Ordinanza di Cassazione Civile Sez. 2 Num. 18069 Anno 2025
Civile Ord. Sez. 2 Num. 18069 Anno 2025
Presidente: NOME COGNOME
Relatore: COGNOME
Data pubblicazione: 03/07/2025
ORDINANZA
sul ricorso iscritto al n. 33456/2019 R.G. proposto da :
COGNOME NOMECOGNOME rappresentato e difeso dall’avvocato COGNOME NOMECOGNOME
-ricorrente-
contro
COGNOME rappresentato e difeso dall’avvocato COGNOME NOMECOGNOME
-controricorrenti- nonché contro
MAZZA CALOGERO
-intimato-
avverso la SENTENZA della CORTE D’APPELLO di PALERMO n. 1645/2019, depositata il 6/08/2019. Udita la relazione svolta nella camera di consiglio del 4/02/2025 dal
Consigliere NOME COGNOME
PREMESSO CHE
1. Nel 2013 NOME COGNOME ha convenuto in giudizio davanti al Tribunale di Agrigento il padre NOME COGNOME, la zia NOME COGNOME e il figlio di quest’ultima NOME COGNOME chiedendo di accertare la sua qualità di erede e la sua pretermissione dalla successione ereditaria della zia paterna NOME COGNOME a sua volta pretermessa dalla successione del padre NOME COGNOME a causa di un patto successorio vietato, del quale chiedeva di dichiarare la nullità; di accertare la lesione della quota di legittima spettante alla zia NOME COGNOME e per l’effetto, una volta ricostruito il suo patrimonio, di disporre la reintegrazione della sua quota quale legittimario e, verificata la lesione della legittima, di ridurre le quote ab intestato , le eventuali disposizioni testamentarie e le donazioni, nonché di dichiarare che l’atto di compravendita con cui NOME COGNOME gli aveva venduto un immobile ‘costituisce un atto simulato, dissimulante una donazione diretta o indiretta’ e di dichiarare la simulazione pure dell’atto con il quale il nonno e la nonna avevano trasferito lo stesso immobile al nipote NOME COGNOME. NOME COGNOME e NOME COGNOME si sono costituiti, tra l’altro eccependo la nullità dell’atto di citazione, l’inammissibilità della domanda, la carenza di legittimazione attiva e il difetto di interesse ad agire dell’attore e l’improponibilità dell’azione di riduzione per mancata accettazione dell’eredità con beneficio di inventario.

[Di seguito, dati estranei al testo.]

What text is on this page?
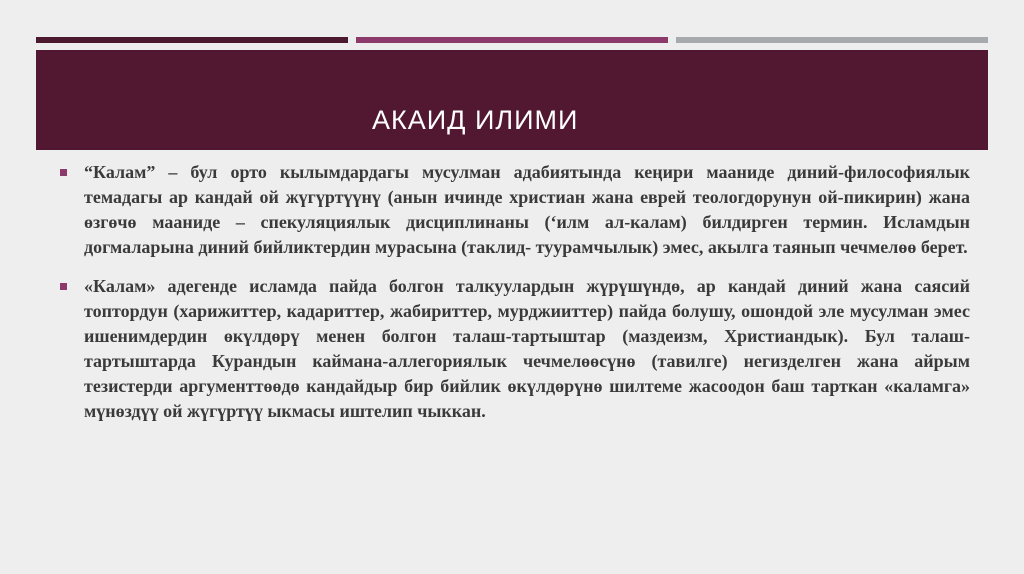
АКАИД ИЛИМИ

“Калам” – бул орто кылымдардагы мусулман адабиятында кеңири мааниде диний-философиялык темадагы ар кандай ой жүгүртүүнү (анын ичинде христиан жана еврей теологдорунун ой-пикирин) жана өзгөчө мааниде – спекуляциялык дисциплинаны (‘илм ал-калам) билдирген термин. Исламдын догмаларына диний бийликтердин мурасына (таклид- туурамчылык) эмес, акылга таянып чечмелөө берет.

«Калам» адегенде исламда пайда болгон талкуулардын жүрүшүндө, ар кандай диний жана саясий топтордун (харижиттер, кадариттер, жабириттер, мурджииттер) пайда болушу, ошондой эле мусулман эмес ишенимдердин өкүлдөрү менен болгон талаш-тартыштар (маздеизм, Христиандык). Бул талаш-тартыштарда Курандын каймана-аллегориялык чечмелөөсүнө (тавилге) негизделген жана айрым тезистерди аргументтөөдө кандайдыр бир бийлик өкүлдөрүнө шилтеме жасоодон баш тарткан «каламга» мүнөздүү ой жүгүртүү ыкмасы иштелип чыккан.
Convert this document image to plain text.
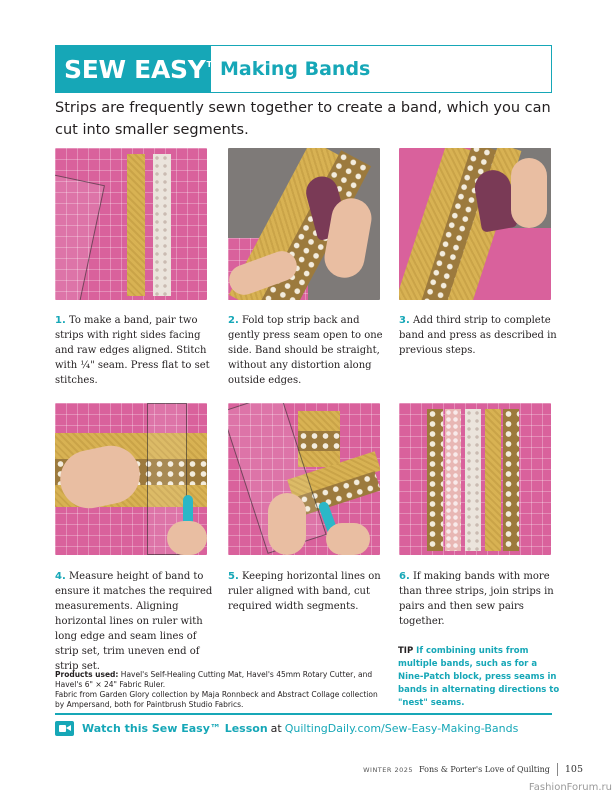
SEW EASY™ Making Bands

Strips are frequently sewn together to create a band, which you can cut into smaller segments.

1. To make a band, pair two strips with right sides facing and raw edges aligned. Stitch with ¼" seam. Press flat to set stitches.
2. Fold top strip back and gently press seam open to one side. Band should be straight, without any distortion along outside edges.
3. Add third strip to complete band and press as described in previous steps.
4. Measure height of band to ensure it matches the required measurements. Aligning horizontal lines on ruler with long edge and seam lines of strip set, trim uneven end of strip set.
5. Keeping horizontal lines on ruler aligned with band, cut required width segments.
6. If making bands with more than three strips, join strips in pairs and then sew pairs together.
Products used: Havel's Self-Healing Cutting Mat, Havel's 45mm Rotary Cutter, and Havel's 6" × 24" Fabric Ruler.
Fabric from Garden Glory collection by Maja Ronnbeck and Abstract Collage collection by Ampersand, both for Paintbrush Studio Fabrics.
TIP If combining units from multiple bands, such as for a Nine-Patch block, press seams in bands in alternating directions to "nest" seams.
Watch this Sew Easy™ Lesson at QuiltingDaily.com/Sew-Easy-Making-Bands
WINTER 2025 Fons & Porter's Love of Quilting 105
FashionForum.ru
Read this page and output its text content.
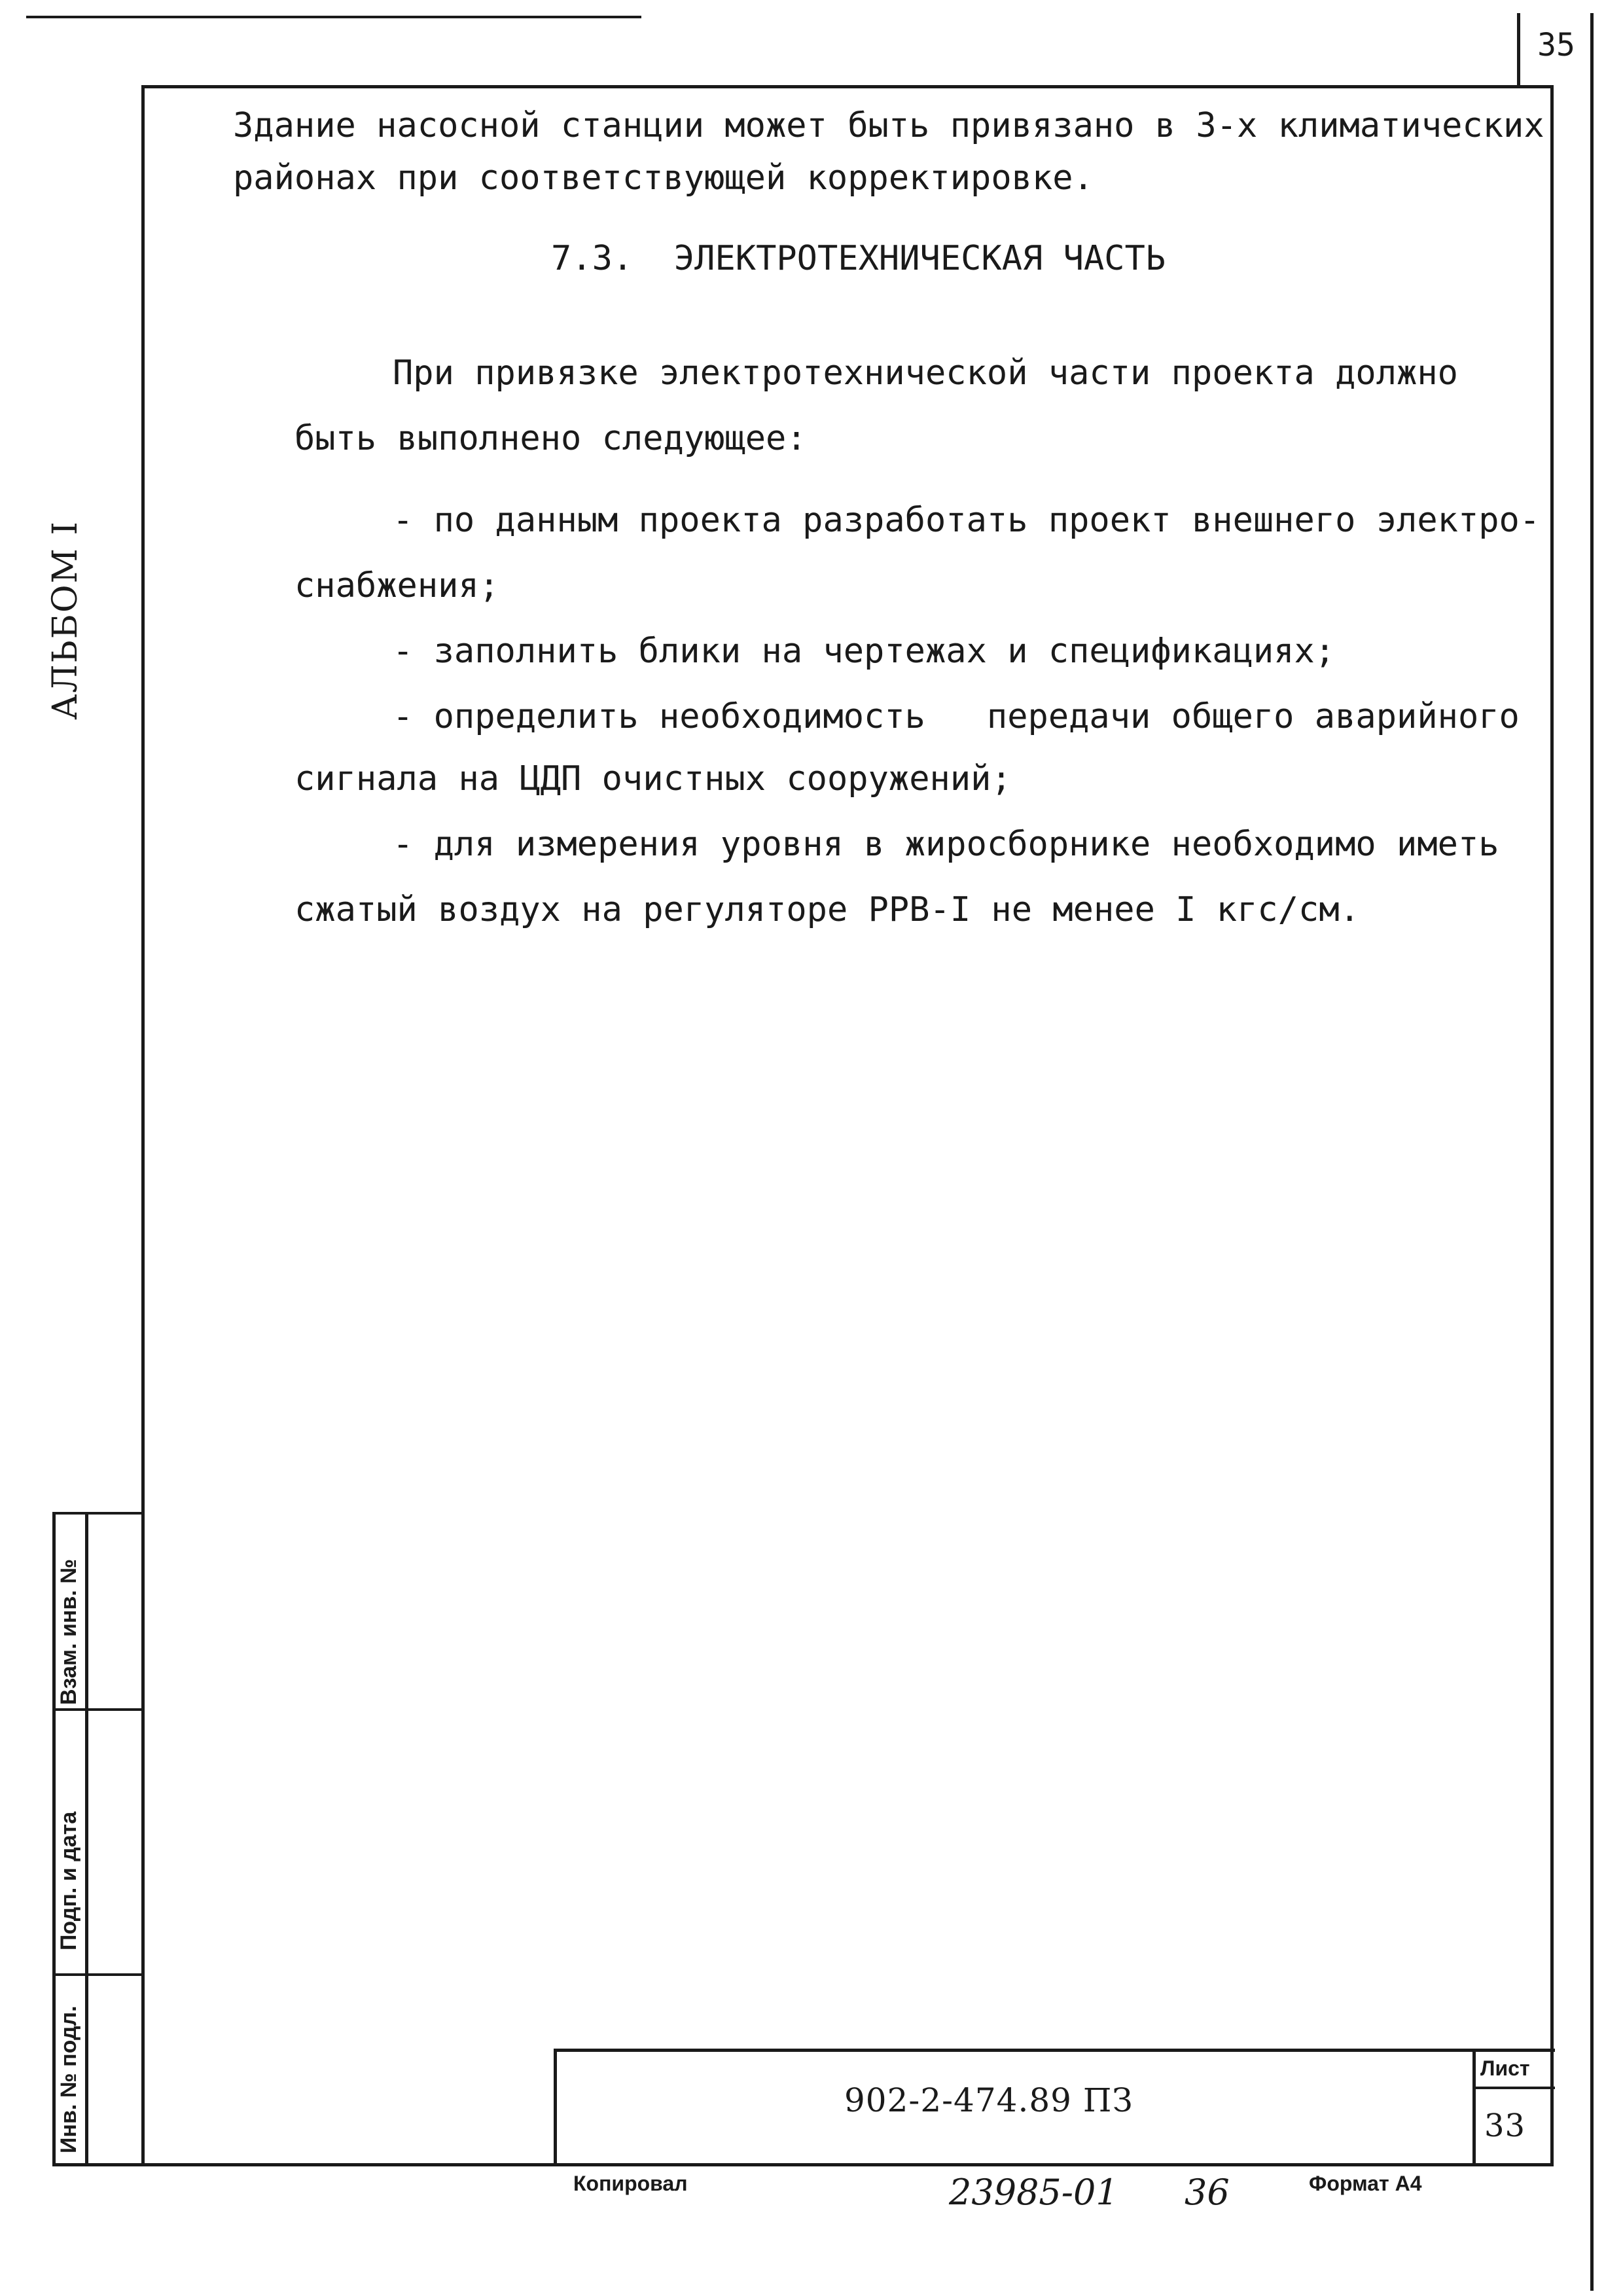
35
АЛЬБОМ I
Здание насосной станции может быть привязано в 3-х климатических
районах при соответствующей корректировке.
7.3.  ЭЛЕКТРОТЕХНИЧЕСКАЯ ЧАСТЬ
При привязке электротехнической части проекта должно
быть выполнено следующее:
- по данным проекта разработать проект внешнего электро-
снабжения;
- заполнить блики на чертежах и спецификациях;
- определить необходимость   передачи общего аварийного
сигнала на ЦДП очистных сооружений;
- для измерения уровня в жиросборнике необходимо иметь
сжатый воздух на регуляторе РРВ-I не менее I кгс/см.
Взам. инв. №
Подп. и дата
Инв. № подл.	902-2-474.89 ПЗ
Лист
33
Копировал	23985-01 36	Формат А4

Il Tribunale di Agrigento ha dichiarato la nullità dell’atto di citazione, disponendone la rinnovazione, che è stata posta in essere da NOME COGNOME Con sentenza del 21 ottobre 2015 il Tribunale ha rigettato le domande di NOME COGNOME.
La sentenza è stata impugnata da NOME COGNOME Con la sentenza n. 1645/2019 la Corte d’appello di Palermo, in parziale riforma della sentenza di primo grado, ha accertato che NOME COGNOME è erede legittimo di NOME COGNOME, ha dichiarato improcedibile la domanda di riduzione dell’attore nei confronti di NOME COGNOME e ha rigettato ogni altra domanda.
Avverso la sentenza NOME COGNOME ricorre per cassazione.
Resistono con controricorso NOME COGNOME e NOME COGNOME.
L’intimato NOME COGNOME non ha proposto difese.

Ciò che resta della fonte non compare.